Durante o encontro entre os mandatários no final de semana, representantes do governo Trump reforçaram a escalada de pressão contra a Venezuela e endossaram contar com o apoio de Bolsonaro, que tem respondido às expectativas. Dias antes à ida aos Estados Unidos, o governo do Brasil retirou quatro funcionários de postos diplomáticos no país de Nicolás Maduro.

Com relação a um possível conflito com a Venezuela, o diplomata diz que já viu tanta coisa que achava que não podia acontecer, acontecendo, que não posso dizer a você que não.

“Eu espero que não ocorra isso, agora, realmente, quando se tira diplomatas e até os cônsules, que não possuem relações diplomáticas, e sim para a proteção dos brasileiros que vivem lá, e seguramente tem muitos brasileiros que continuam vivendo lá apesar das relações estarem afetadas na fronteira. Se se retira até os cônsules, eu não sei… Parece preparação para uma ação militar. Mas espero que na própria área militar, como demonstraram no começo do ano, haja bom senso e não ocorra nada”, explicou.

Brasil na órbita

Segundo ele, o tratado é para colocar o Brasil realmente na órbita norte-americana em matéria de defesa.

Com isso, está se afastando de uma ótica que vinha sendo seguida com muita força no governo Lula e Dilma, e mesmo antes, que era ter uma visão multilateral do seu relacionamento de defesa.

“Nós tínhamos, por exemplo, uma relação muito privilegiada com a França, inclusive com o submarino nuclear, que é uma coisa muito importante. Os caças Gripen com a Suécia, que têm, inclusive, o código-fonte de armas, que seria transferido para o Brasil. Chegamos até a considerar também compra de artilharias antiaérea da Rússia, sem prejuízo de ter uma relação intensa com os Estados Unidos, como sempre tivemos”, explicou.

Na sua opinião, Trump realmente está dando uma atenção ao Brasil. “Talvez os europeus resistam à questão da OCDE [entrada do Brasil na Organização para a Cooperação e Desenvolvimento Econômico] por causa da Amazônia, por outras questões, mas acho que o Trump vai querer que o Brasil entre”.

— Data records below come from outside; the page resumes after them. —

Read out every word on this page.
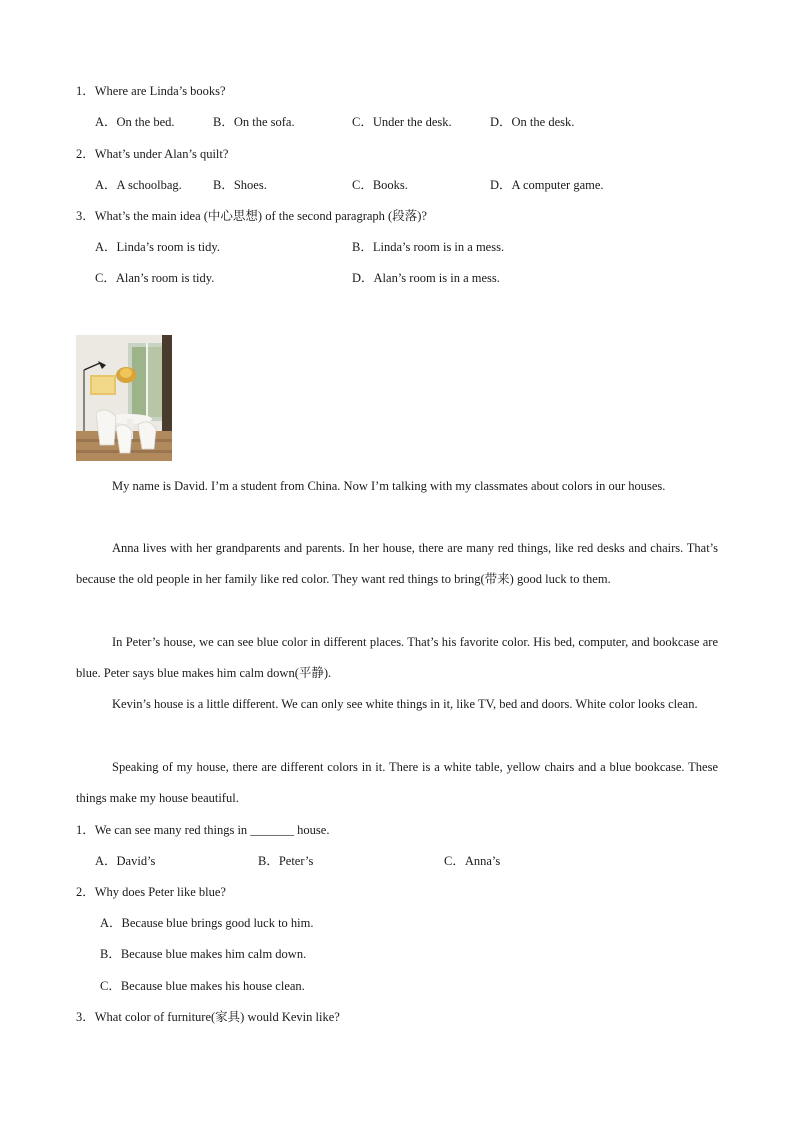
1．Where are Linda’s books?
A．On the bed.	B．On the sofa.	C．Under the desk.	D．On the desk.
2．What’s under Alan’s quilt?
A．A schoolbag. B．Shoes.	C．Books.	D．A computer game.
3．What’s the main idea (中心思想) of the second paragraph (段落)?
A．Linda’s room is tidy.	B．Linda’s room is in a mess.
C．Alan’s room is tidy.	D．Alan’s room is in a mess.
My name is David. I’m a student from China. Now I’m talking with my classmates about colors in our houses.
Anna lives with her grandparents and parents. In her house, there are many red things, like red desks and chairs. That’s because the old people in her family like red color. They want red things to bring(带来) good luck to them.
In Peter’s house, we can see blue color in different places. That’s his favorite color. His bed, computer, and bookcase are blue. Peter says blue makes him calm down(平静).
Kevin’s house is a little different. We can only see white things in it, like TV, bed and doors. White color looks clean.
Speaking of my house, there are different colors in it. There is a white table, yellow chairs and a blue bookcase. These things make my house beautiful.
1．We can see many red things in _______ house.
A．David’s	B．Peter’s	C．Anna’s
2．Why does Peter like blue?
A．Because blue brings good luck to him.
B．Because blue makes him calm down.
C．Because blue makes his house clean.
3．What color of furniture(家具) would Kevin like?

Celso Amorim diz que no varejo o Brasil não leva nada. “Até as próprias notícias da Reuters dizem que em relação às tarifas de aço e ferro, outras coisas que estão dependentes de um possível aumento de tarifa norte-americana alegadamente em função do dólar baixo no Brasil, que afetaria a competitividade da agricultura norte-americana, não estamos levando nada. Nós estamos cedendo e ganhando muito pouco”.

O Brasil não vai ganhar nada. “Vamos, talvez, ter o direito de comprar mais ferro velho deles, como ocorreu no passado. Eventualmente uma ou outra coisa menor. Mas eles não nos deixarão ter nada de estratégico”, diz.

Ele citou como exemplo o desenvolvimento da energia nuclear. “Isso é uma coisa sabida, a pressão que eles fizeram para o Brasil entrar no tratado de não proliferação ou mesmo antes. Como não vão nos deixar de ter um submarino nuclear ou uma viação de caça de primeira categoria”.

“Agora, ser um país subordinado, um país que pode atuar como procuração deles, para alguma ação que não queiram tomar para não arriscar os próprios soldados, pode ser que aconteça. Se há ganho nisso, eu não vejo”, criticou.

Relacionamento

O diplomata defendeu que o Brasil tenha uma boa relação com os Estados Unidos. “O ex-presidente Lula teve relação de igual para igual. A presidenta Dilma, apesar desse evento infeliz que foi a espionagem, retornou lá, foi aos Estados Unidos”.

“As relações sempre foram boas e de muito respeito, inclusive em relação à Venezuela. Mas era uma relação de diálogo, hoje é uma relação de subordinação. Hoje eles definem a política e nós executamos, essa é a diferença”, disse.